Took a pic of this little mayfly last night. The tail is a bit blurry, the guy just wouldn't hold his tail still. Other than that, I think this turned out OK. No flash was used. I love it's eyes.

Click on image to enlarge
[attachment=0:2vp0k81p]Blue Winged Olive (real).jpg[/attachment:2vp0k81p]


----------



## .45 (Sep 21, 2007)

Kinda cool... 8) 

But, I don't see no blue in his winged olive's... :?


----------



## waltny (Sep 8, 2007)

RnF said:


> Took a pic of this little mayfly last night. The tail is a bit blurry, the guy just wouldn't hold his tail still. Other than that, I think this turned out OK. No flash was used. I love it's eyes.
> 
> Click on image to enlarge
> [attachment=0:28mo1odj]Blue Winged Olive (real).jpg[/attachment:28mo1odj]


What camera(lens if applicable) and settings did you use on this? The lack of depth of field is quite pronounced almost looks like reverse lens or a dedicated marco lens. Nice job.

I dont see any blue in the wings also....


----------



## RnF (Sep 25, 2007)

No special lens used. I recently purchased a Cannon Powershot SX100 IS point and shoot camera. It comes with a pretty nice Macro feature, which the reason I bought it.

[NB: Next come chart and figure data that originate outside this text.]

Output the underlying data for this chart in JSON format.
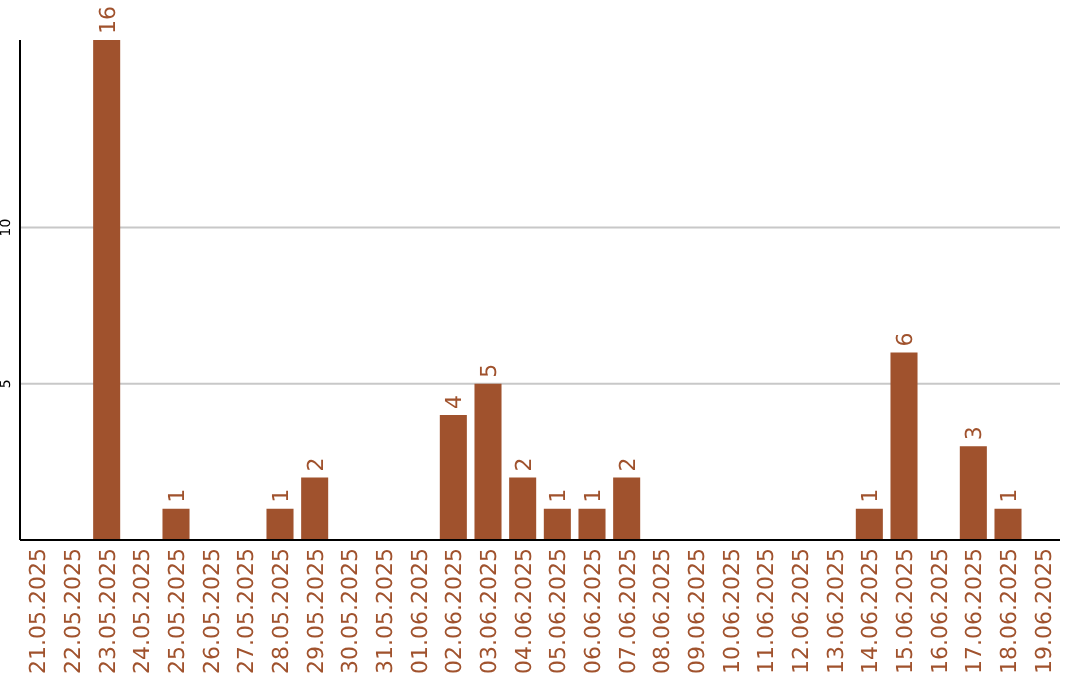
{
  "chart_data": {
    "type": "bar",
    "categories": [
      "21.05.2025",
      "22.05.2025",
      "23.05.2025",
      "24.05.2025",
      "25.05.2025",
      "26.05.2025",
      "27.05.2025",
      "28.05.2025",
      "29.05.2025",
      "30.05.2025",
      "31.05.2025",
      "01.06.2025",
      "02.06.2025",
      "03.06.2025",
      "04.06.2025",
      "05.06.2025",
      "06.06.2025",
      "07.06.2025",
      "08.06.2025",
      "09.06.2025",
      "10.06.2025",
      "11.06.2025",
      "12.06.2025",
      "13.06.2025",
      "14.06.2025",
      "15.06.2025",
      "16.06.2025",
      "17.06.2025",
      "18.06.2025",
      "19.06.2025"
    ],
    "values": [
      0,
      0,
      16,
      0,
      1,
      0,
      0,
      1,
      2,
      0,
      0,
      0,
      4,
      5,
      2,
      1,
      1,
      2,
      0,
      0,
      0,
      0,
      0,
      0,
      1,
      6,
      0,
      3,
      1,
      0
    ],
    "value_labels": [
      null,
      null,
      "16",
      null,
      "1",
      null,
      null,
      "1",
      "2",
      null,
      null,
      null,
      "4",
      "5",
      "2",
      "1",
      "1",
      "2",
      null,
      null,
      null,
      null,
      null,
      null,
      "1",
      "6",
      null,
      "3",
      "1",
      null
    ],
    "color": "#a0522d",
    "ylim": [
      0,
      16
    ],
    "yticks": [
      5,
      10
    ],
    "grid": "y"
  }
}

Edit: Forgot the camera would give me all the photo info...

Canon PowerShot SX100 IS
Shooting Mode	Manual
Tv (Shutter Speed)	2
Av (Aperture Value)	5.6
Light Metering	Evaluative
ISO Speed	80
Lens	6.0 - 60.0 mm
Focal Length	9.1 mm
Digital Zoom	x 2.0
IS Mode	Shoot Only
Image Size	3264x2448
Image Quality	Superfine
Flash	Off
White Balance	Custom
AF Mode	Single AF
AF Range Mode	Macro
Parameters	Contrast Normal
Sharpness Normal
Saturation Normal
Color Space	sRGB
Drive Mode	Self-timer Operation

I actually wanted to set the aperture to around f7.1 to get better depth of field, but the mayfly wouldn't hold still long enough for the exposure length and the image would come out blurry.

Not sure why they call these bugs blue winged olives... Never seen a blue wing on a single one.


----------